Para una mejor autoconciencia, reconozco que me ensimisma mirar a las estrellas, verme en su poesía y florecer en los diversos lenguajes del corazón. En efecto, nuestro caminar por aquí abajo, nos súplica mirar al cielo y morar en él, aunque los pies los tengamos en camino por la tierra. Desde luego, al advertir el panorama del momento, que hemos de hacerlo en misión solidaria, nos asombra el clamor por una urgente justicia, en demasiadas ocasiones largamente esperada, mientras la sociedad busca la debida dignidad. Por otra parte, el espíritu corrupto nos ha cegado de por vida, los mil entre los mil conflictos armados también nos han dejado en batalla permanente, con el odio sembrado por doquier y la falta de sentido ético, lo que rompe las ilusiones de un mejor futuro.
Ciertamente, el porvenir nos lo hemos cargado, con un comportamiento egoísta a más no poder en las relaciones internacionales, lo que activa multitud de desajustes y desequilibrios. Mal que nos pese, estamos en las cloacas. Lo que sucede de bueno, es que algunos aún miramos al espacio sideral para explorarlo poéticamente y sacar conclusiones de su observancia.
Hoy sabemos que las tecnologías espaciales son clave para comprender el cambio climático o poder mejorar la gestión de los desastres naturales; pero también tenemos que buscar modelos sociales más responsables y mejor cualificados en humanidad. Sin embargo, el mundo de los dominadores está ahí, en el orbe de las trampas y de los artificios inhumanos, deshumanizándonos por completo y carcomiendo la fibra moral, el espíritu de resistencia y la esperanza de los pueblos. Está visto que hay que despertar, mover otros motores que no sean los propios intereses económicos, que todo lo envenenan en bloque, disgregando la unidad con las prácticas del divide y vencerás. No olvidemos que la libertad, de tomar una opción de vida u otra, está íntimamente relacionada con la facultad de obrar. En consecuencia, si queremos ser dueños de nuestro propio destino, la culpa no está en la ausencia de estrellas, sino en nuestros vicios que nos impiden que brote la luz, y así poder discernir. Quizás andemos faltos de esa autonomía interior, fundamento último de cualquier otra emancipación.

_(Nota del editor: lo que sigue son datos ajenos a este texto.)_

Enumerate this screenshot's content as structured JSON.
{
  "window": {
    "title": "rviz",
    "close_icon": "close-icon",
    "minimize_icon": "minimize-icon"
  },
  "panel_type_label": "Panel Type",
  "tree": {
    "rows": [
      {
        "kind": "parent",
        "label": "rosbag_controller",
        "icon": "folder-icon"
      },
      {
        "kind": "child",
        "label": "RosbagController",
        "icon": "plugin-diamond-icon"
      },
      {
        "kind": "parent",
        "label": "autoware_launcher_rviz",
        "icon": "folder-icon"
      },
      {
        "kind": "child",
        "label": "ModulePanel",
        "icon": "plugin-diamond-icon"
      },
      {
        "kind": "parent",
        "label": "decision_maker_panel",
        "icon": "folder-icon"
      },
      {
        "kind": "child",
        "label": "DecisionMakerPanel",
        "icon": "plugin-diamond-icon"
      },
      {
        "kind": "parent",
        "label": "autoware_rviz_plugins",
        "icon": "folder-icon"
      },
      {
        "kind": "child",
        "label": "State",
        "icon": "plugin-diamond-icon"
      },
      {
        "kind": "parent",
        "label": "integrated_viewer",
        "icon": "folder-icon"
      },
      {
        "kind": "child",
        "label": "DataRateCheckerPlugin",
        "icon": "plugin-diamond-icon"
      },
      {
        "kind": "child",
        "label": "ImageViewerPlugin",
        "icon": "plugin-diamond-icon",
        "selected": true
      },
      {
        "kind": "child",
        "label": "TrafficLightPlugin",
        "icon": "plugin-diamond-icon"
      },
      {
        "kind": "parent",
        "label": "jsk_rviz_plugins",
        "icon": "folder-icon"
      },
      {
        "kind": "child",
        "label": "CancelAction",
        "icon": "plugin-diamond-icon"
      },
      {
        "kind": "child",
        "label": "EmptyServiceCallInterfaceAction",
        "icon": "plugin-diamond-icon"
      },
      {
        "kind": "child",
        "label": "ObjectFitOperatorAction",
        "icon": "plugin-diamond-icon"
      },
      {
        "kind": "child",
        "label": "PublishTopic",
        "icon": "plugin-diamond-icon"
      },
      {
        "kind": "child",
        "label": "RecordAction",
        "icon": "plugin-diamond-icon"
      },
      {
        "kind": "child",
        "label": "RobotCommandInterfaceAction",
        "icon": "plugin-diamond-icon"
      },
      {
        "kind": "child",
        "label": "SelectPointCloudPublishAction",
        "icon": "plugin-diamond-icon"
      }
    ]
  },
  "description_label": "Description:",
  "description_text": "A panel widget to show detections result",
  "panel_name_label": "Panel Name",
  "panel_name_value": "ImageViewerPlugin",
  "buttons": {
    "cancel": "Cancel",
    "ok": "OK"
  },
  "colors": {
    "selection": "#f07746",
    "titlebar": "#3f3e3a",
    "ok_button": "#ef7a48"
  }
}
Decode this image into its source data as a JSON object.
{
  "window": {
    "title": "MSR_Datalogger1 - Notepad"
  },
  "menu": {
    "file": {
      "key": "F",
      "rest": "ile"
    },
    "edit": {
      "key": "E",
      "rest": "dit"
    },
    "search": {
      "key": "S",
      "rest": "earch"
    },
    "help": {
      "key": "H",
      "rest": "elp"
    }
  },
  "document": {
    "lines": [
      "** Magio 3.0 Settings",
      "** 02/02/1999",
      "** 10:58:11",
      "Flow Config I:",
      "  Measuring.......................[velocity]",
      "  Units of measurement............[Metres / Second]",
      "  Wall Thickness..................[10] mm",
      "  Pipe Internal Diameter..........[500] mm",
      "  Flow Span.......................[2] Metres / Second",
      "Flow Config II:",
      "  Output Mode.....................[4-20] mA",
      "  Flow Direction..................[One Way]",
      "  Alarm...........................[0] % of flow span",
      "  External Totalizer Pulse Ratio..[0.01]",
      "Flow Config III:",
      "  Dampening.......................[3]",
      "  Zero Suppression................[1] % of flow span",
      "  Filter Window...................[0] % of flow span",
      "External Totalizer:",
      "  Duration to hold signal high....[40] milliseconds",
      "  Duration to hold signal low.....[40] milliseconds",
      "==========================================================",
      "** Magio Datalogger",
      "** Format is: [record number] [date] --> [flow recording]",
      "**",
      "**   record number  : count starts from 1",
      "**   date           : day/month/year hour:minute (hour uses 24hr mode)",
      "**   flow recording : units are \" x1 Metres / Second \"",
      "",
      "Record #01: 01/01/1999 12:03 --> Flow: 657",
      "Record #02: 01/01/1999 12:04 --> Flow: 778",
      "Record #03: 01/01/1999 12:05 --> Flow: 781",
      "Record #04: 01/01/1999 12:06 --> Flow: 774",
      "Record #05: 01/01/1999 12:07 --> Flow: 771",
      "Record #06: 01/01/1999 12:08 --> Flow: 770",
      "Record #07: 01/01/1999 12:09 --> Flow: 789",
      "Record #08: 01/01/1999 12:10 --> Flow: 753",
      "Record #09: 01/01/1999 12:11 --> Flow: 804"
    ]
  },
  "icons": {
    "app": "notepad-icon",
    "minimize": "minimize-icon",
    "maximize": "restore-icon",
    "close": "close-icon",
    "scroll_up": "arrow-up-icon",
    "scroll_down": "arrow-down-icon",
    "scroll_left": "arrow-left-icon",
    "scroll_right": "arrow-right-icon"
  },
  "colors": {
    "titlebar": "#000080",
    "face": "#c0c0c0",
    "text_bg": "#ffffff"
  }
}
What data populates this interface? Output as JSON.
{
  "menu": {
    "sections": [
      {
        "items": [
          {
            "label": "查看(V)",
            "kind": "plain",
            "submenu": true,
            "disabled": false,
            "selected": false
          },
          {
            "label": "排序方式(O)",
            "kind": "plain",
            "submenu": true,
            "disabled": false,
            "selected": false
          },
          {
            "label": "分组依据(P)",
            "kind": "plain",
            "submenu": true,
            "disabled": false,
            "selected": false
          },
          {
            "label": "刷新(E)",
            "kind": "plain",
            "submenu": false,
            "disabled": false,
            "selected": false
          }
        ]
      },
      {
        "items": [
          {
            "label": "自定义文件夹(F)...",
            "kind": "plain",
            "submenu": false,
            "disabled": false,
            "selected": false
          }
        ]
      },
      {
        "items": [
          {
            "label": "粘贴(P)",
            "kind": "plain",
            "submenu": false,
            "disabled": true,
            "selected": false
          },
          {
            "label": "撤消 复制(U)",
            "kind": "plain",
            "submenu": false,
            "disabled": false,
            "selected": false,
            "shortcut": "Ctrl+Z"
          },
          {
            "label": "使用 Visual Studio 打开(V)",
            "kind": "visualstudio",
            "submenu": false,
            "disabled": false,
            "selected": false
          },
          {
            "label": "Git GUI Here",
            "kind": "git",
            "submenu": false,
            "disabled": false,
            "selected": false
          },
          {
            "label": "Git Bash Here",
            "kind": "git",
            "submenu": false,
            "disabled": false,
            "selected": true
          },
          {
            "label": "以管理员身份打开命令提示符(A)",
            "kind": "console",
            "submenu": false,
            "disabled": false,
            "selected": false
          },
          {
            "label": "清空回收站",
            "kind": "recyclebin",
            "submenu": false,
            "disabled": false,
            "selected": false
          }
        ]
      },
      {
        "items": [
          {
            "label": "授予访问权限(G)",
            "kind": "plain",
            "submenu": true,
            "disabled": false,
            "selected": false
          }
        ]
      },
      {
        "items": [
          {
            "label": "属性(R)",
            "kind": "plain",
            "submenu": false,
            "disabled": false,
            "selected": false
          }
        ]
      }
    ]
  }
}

Cada injusticia que perpetramos, o dejamos que se cometa, es una estrella que apagamos. La noche, por consiguiente, requiere de unos días más claros que sirvan de refugio y fortaleza. Cualquiera que se diga y desee un cielo despejado sobre él y active dentro de sí la ley moral, tendrá sabiduría y podrá franquearlo todo. La lucidez es la amplitud de horizontes, mientras la confusión es la oscuridad del instinto. Por eso, es vital renovar cada amanecer los espíritus, por muy sumidos que estemos en el aluvión de calamidades en cascada, que tenemos y que precisan de un apoyo masivo, con intervenciones inmediatas para evitar una emergencia constante. Todo hay que reconstruirlo juntos, además renovando la mirada del alma, ya que todo dolor debe estar abierto al espacio cristalino de los sueños, a la reinserción y rehabilitación de las contemplaciones cruzadas. Necesitamos acercarnos, comprometernos a estilos de vida y acciones coordinadas para un bien más poético que el mero interés opresor. Indudablemente, la observancia es el examen y la base de la construcción de otro mundo más justo y mejor proyectado en los senderos del futuro.
Siempre hay una estrella que nos alumbra, es cuestión de buscarla y de reconocerla. Estoy convencido que, bajo su protección, nos liberaremos de la seducción de los ídolos y de la ceguera de nuestras ilusiones. El caudal monetario, la marea viciada del placer, el éxito a cualquier precio, todos estos manjares deslumbran, pero luego desilusionan, prometen energía y causan flaqueza. Lo único que puede colmar nuestra sed de felicidad es una mirada acariciadora, de amor verdadero y el desapego a estos falsos podios, que al final nos entristecen de miserias hasta llevarnos al ataúd.